Winter can be long and dreary. Being cooped up indoor while it’s cold and dark can dampen the best of spirits. If you are a lover of the outdoor, you can go crazy with cabin fever. Thankfully, fanatics of game fishing can still enjoy it while the lakes are frozen.
The rise of ice fishing
Very aptly, ice fishing is catching fishes through a hole made on the ice of a frozen lake. Fishermen use hooks, spears or even fish lines to catch fish.
The past years, ice fishing has become so popular that some ice shanties may even have technological advances like satellite TV’s and amenities of a mobile home. In some resorts in North America and Europe, ice fishing is offered as an attraction or activity holiday-goers can enjoy.

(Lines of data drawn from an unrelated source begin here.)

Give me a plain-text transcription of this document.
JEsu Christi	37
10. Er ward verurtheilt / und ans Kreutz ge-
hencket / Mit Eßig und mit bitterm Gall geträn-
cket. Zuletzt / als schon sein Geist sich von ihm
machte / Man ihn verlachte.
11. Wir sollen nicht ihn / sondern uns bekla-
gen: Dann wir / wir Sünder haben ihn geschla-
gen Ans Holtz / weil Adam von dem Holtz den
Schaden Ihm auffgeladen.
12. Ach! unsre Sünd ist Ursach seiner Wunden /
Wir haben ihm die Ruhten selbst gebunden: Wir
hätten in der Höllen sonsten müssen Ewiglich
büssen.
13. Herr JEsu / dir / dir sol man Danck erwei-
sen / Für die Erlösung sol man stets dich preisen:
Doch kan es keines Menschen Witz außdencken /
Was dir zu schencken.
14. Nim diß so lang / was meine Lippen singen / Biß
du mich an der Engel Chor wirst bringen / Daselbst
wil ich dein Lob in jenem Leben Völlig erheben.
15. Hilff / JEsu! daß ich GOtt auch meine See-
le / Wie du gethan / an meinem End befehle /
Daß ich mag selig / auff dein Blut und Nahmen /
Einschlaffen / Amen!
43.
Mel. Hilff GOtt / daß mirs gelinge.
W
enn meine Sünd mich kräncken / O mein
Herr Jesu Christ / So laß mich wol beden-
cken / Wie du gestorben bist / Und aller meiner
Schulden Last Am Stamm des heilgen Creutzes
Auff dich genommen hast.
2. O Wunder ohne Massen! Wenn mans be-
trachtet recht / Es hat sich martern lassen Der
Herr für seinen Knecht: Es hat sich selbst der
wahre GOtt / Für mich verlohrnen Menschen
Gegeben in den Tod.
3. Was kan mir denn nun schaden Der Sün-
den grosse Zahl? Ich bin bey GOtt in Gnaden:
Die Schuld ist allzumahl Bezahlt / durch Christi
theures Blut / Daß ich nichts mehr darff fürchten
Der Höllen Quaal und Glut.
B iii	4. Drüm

The art and skill of ice fishing
- Arrange for your ice shanty or dry suit or any manner of keeping yourself warm and dry;
- Prepare your gear (ice chisel, fish lures, rods, skimmer, portable chair) and fishing license;
- You may use a tip-up or a jigging rod that can alert you when a fish has bitten;
- When you find a fishing spot you like, drill a hole through the ice until you see the unfrozen water;
- Widen the mouth of your hole using an ice chisel;
- Use a skimmer to maintain the hole free from ice and slush which can build up through time and exposure to elements;
- Set your line and watch the flag on the tip-up. When it moves, then something has been caught.
Unfortunately, ice fishing can be a dangerous sport so take measures to be safe.
- The ice should at least be 4 inches thick;
- In large lakes, with miles of ice, be careful of varying thickness of ice and ice that break off due to offshore winds;
- Towards late winter, when there are already warm-ups, be careful of ice that may not support your weight;
- Have a fishing buddy with you and a charged cellphone with signal for emergency cases;
- Know how to fight off hypothermia. It takes only 20 minutes in icy water to die;
- Bring extra set of winter clothes in case you get wet.
Ice fishing tips
Here are some tips that can greatly help you and make your ice fishing experience an enjoyable and productive one.
- Depending on their species, fishes like to stay in specific depths of water. Do your homework before you set out to the cold;
- Fishes know that winter does not bring out a lot of people or activity so keep it quiet. No sudden movements as it will drive the fishes away;
- The cold weather will also make the fishes less likely to move. They would not be so aggressive in pursuing baits. You can use a slip bobber to set your depth to lure more fishes;
- If you are not fishing so deep, the shallow area may have too much light penetrating through the thin ice. It alerts the fish to stay away from it. You can cover the top with ice shavings;
- Stir up the mud and dirt on the bottom of the lake by bouncing off your bait. This will attract the fishes from nearby areas;
- Chumming your hole means putting some wax worms or salted emerald shiners in the area where you want to fish. It will attract more fishes.
Ice fishing is fun, relaxing, but can also be challenging because of the elements and the dangers. But to enjoy a big fish for dinner would be worth it.